5. Choca ainda de sobremaneira o modo pressuroso e despachado com que alguns grupos parlamentares ou alguns parlamentares querem legislar sobre a matéria. E não se compreende de todo o horror ou a repulsa que lhes causa, nesta questão particular, a organização de um referendo. Com efeito, será aceitável, será admissível, que uma matéria desta natureza possa ser decidida num simples e normal agendamento, como se de um mero regulamento se curasse? A dignidade do tema não justificaria uma grande campanha nacional, uma discussão participada e informada, precedida por debates no espaços mediático e das redes sociais, mas também por “assembleias dos cidadãos” inspiradas no modelo irlandês (que antecederam os referendos sobre o aborto e o casamento de pessoas do meso sexo)? Não seria esta uma ocasião magna para convocar os cidadãos, fazê-los partícipes do processo de discussão e decisores num assunto que tudo tem de humano e de íntimo? O que pode levar tantos responsáveis políticos, genuinamente interessados no bem comum, a não consultar directamente os seus eleitores numa matéria que, mais do que qualquer outra, lhes diz respeito?

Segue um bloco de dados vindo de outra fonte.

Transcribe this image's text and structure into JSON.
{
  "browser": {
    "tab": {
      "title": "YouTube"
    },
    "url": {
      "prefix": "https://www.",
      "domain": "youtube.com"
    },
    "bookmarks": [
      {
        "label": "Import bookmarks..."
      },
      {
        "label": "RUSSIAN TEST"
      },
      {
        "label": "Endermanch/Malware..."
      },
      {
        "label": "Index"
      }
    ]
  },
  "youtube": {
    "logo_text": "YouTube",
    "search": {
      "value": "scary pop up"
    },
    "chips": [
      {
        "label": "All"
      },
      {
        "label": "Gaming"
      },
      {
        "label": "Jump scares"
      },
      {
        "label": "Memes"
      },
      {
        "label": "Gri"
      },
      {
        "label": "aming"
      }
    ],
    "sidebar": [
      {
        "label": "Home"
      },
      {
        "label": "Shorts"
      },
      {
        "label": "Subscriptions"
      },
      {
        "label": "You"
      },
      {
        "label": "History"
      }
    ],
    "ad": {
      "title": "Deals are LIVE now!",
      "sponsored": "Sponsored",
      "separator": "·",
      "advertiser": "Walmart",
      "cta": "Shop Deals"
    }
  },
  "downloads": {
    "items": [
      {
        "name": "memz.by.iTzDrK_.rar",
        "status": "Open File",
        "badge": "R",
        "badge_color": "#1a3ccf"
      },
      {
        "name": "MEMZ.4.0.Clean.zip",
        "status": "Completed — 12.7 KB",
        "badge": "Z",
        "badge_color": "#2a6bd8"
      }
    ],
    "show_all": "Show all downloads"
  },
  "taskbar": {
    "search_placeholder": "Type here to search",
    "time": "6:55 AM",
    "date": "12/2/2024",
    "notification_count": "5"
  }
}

6. Termino com uma nota breve, mas extremamente preocupante. A Holanda e a Bélgica têm sido pioneiras em matéria de suicídio assistido e de eutanásia. O balanço não é propriamente recomendável. Na Holanda, propõe-se agora que, ao atingir 70 anos de idade, cada cidadão receba uma “pílula sem dia seguinte”, que originará a sua morte assim que se decida a ingeri-la. Nada disto está agora em causa em Portugal. Mas a simples ponderação deste passo, diz muito sobre o que está em jogo e os riscos inerentes.
Que o referendo se faça.
SIM Álvaro Barreto. Um político e um patriota na melhor tradição dos servidores públicos, que combinava a competência técnica com o sentido estratégico e o rasgo cultural.
NÃO Procuradora-Geral da República. Se a nova directiva sobre o modo e conteúdo do exercício do poder hierárquico no Ministério Público não tem nada de novo, ela serve afinal para quê?